The budget includes funding to continue the dual credit program for high school students, to contribute toward a new Precision Ag facility at SDSU and a health education building at Lake Area Tech, and to construct a state veterans cemetery near Sioux Falls. The Building South Dakota economic development also received a reliable, long-term revenue source.
This year, the legislature passed numerous bills to modernize our state’s alcohol industry. The emerging micro-brewing industry will be able to expand and to sell their products to bars and consumers. Farm wineries gained greater flexibility to operate as well. For the first time in decades, the entire alcohol title was rewritten, increasing clarity and easing the regulatory burden.
We also recognized that the open waters compromise, which the legislature passed last summer in a special session, is working, and we passed legislation to make the compromise permanent.
Bills were also brought to strengthen our ties to our tribes. Legislation was passed allowing tribal governments to extradite their members back from county jails, if they choose. We also passed legislation recognizing the right of tribal members to wear traditional regalia, such as an eagle feather, at high school graduations.
I first came to Pierre for the legislative session in 1997 when I was first elected a state senator. I spent six years as a senator, eight years as lieutenant governor, and now eight years as governor.
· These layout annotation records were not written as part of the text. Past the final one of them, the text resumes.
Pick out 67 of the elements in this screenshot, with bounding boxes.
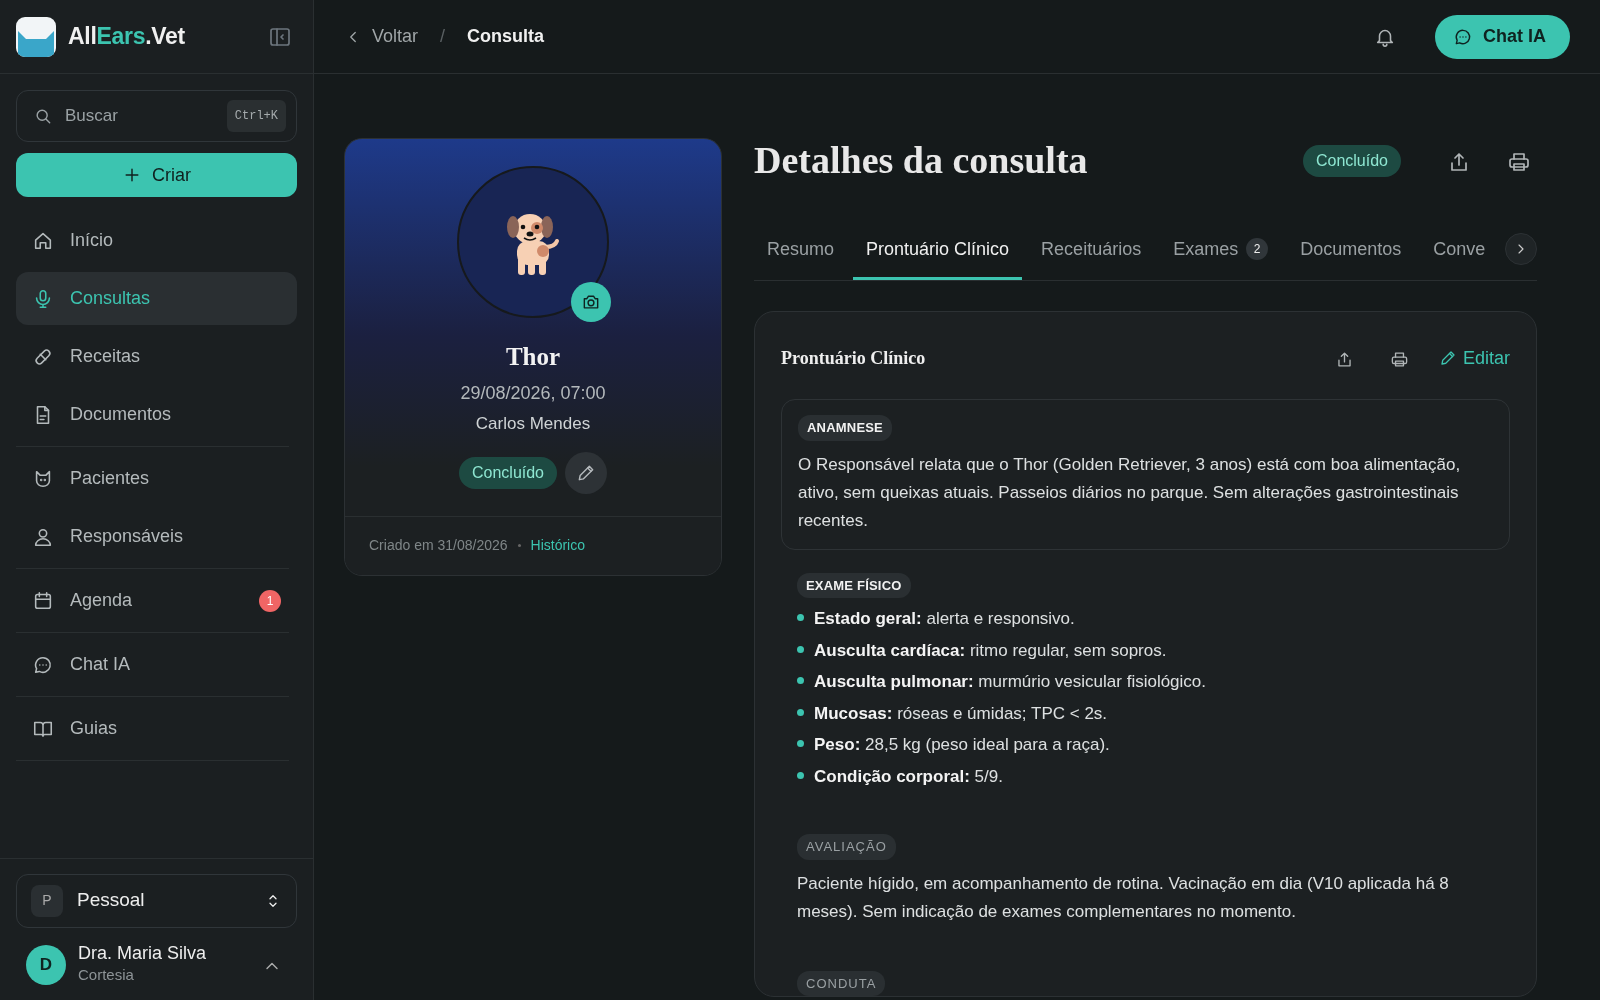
- count-badge: 2: [1246, 238, 1269, 261]
- breadcrumb-current: Consulta: [467, 25, 545, 48]
- bullet-icon: [797, 771, 804, 779]
- tab[interactable]: Prontuário Clínico: [853, 227, 1023, 280]
- create-button[interactable]: Criar: [16, 153, 297, 197]
- page-title: Detalhes da consulta: [754, 138, 1088, 183]
- bullet-icon: [797, 740, 804, 748]
- tab[interactable]: Documentos: [1287, 227, 1415, 280]
- sidebar-item[interactable]: Consultas: [16, 272, 297, 325]
- notification-badge: 1: [259, 589, 281, 612]
- back-link[interactable]: Voltar: [344, 23, 419, 50]
- search-field[interactable]: Buscar: [63, 102, 217, 130]
- consultation-datetime: 29/08/2026, 07:00: [460, 381, 606, 405]
- tab[interactable]: Receituários: [1028, 227, 1155, 280]
- tab[interactable]: Resumo: [754, 227, 848, 280]
- edit-button[interactable]: [565, 452, 607, 494]
- list-item: Mucosas: róseas e úmidas; TPC < 2s.: [814, 702, 1108, 725]
- chat-ai-button[interactable]: Chat IA: [1435, 14, 1570, 59]
- change-photo-button[interactable]: [571, 282, 611, 322]
- app-logo: [16, 16, 56, 57]
- list-item: Peso: 28,5 kg (peso ideal para a raça).: [814, 734, 1110, 757]
- list-item: Ausculta pulmonar: murmúrio vesicular fisiológico.: [814, 671, 1207, 694]
- breadcrumb-separator: /: [440, 25, 446, 48]
- sidebar-item[interactable]: Agenda 1: [16, 574, 297, 627]
- calendar-icon: [32, 589, 54, 612]
- scroll-tabs-button[interactable]: [1505, 232, 1537, 265]
- bullet-icon: [797, 614, 804, 622]
- status-badge: Concluído: [458, 457, 557, 489]
- sidebar-item[interactable]: Receitas: [16, 330, 297, 383]
- camera-icon: [581, 292, 601, 312]
- status-badge: Concluído: [1302, 144, 1401, 177]
- section-label: CONDUTA: [797, 970, 886, 997]
- sidebar-item[interactable]: Documentos: [16, 388, 297, 441]
- edit-link[interactable]: Editar: [1438, 344, 1510, 372]
- user-plan: Cortesia: [78, 964, 135, 985]
- tab[interactable]: Exames 2: [1160, 227, 1282, 280]
- history-link[interactable]: Histórico: [530, 535, 585, 556]
- sidebar-item[interactable]: Chat IA: [16, 638, 297, 691]
- pencil-icon: [576, 463, 596, 483]
- bullet-icon: [797, 677, 804, 685]
- list-item: Condição corporal: 5/9.: [814, 765, 1003, 788]
- section-title: Prontuário Clínico: [781, 346, 926, 370]
- paragraph: Paciente hígido, em acompanhamento de rotina. Vacinação em dia (V10 aplicada há 8 meses). Sem indicação de exames complementares no momento.: [797, 872, 1450, 923]
- search-box[interactable]: Buscar Ctrl+K: [16, 90, 297, 142]
- section-label: ANAMNESE: [798, 415, 892, 441]
- shortcut-key: Ctrl+K: [226, 100, 286, 132]
- pencil-icon: [1438, 349, 1457, 368]
- app-name: AllEars.Vet: [68, 22, 185, 52]
- sidebar-item[interactable]: Responsáveis: [16, 510, 297, 563]
- sidebar-item[interactable]: Pacientes: [16, 452, 297, 505]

Over those 22 sessions, I have served with hundreds of good people – men and women, Republicans and Democrats, farmers, teachers, nurses and attorneys.
South Dakota’s legislators are not career politicians. They come to Pierre for a few weeks to serve their friends and neighbors, and then they return home to live amongst the people they serve. In the coming days, if you happen to see one of your legislators, please say thank you for a job well done.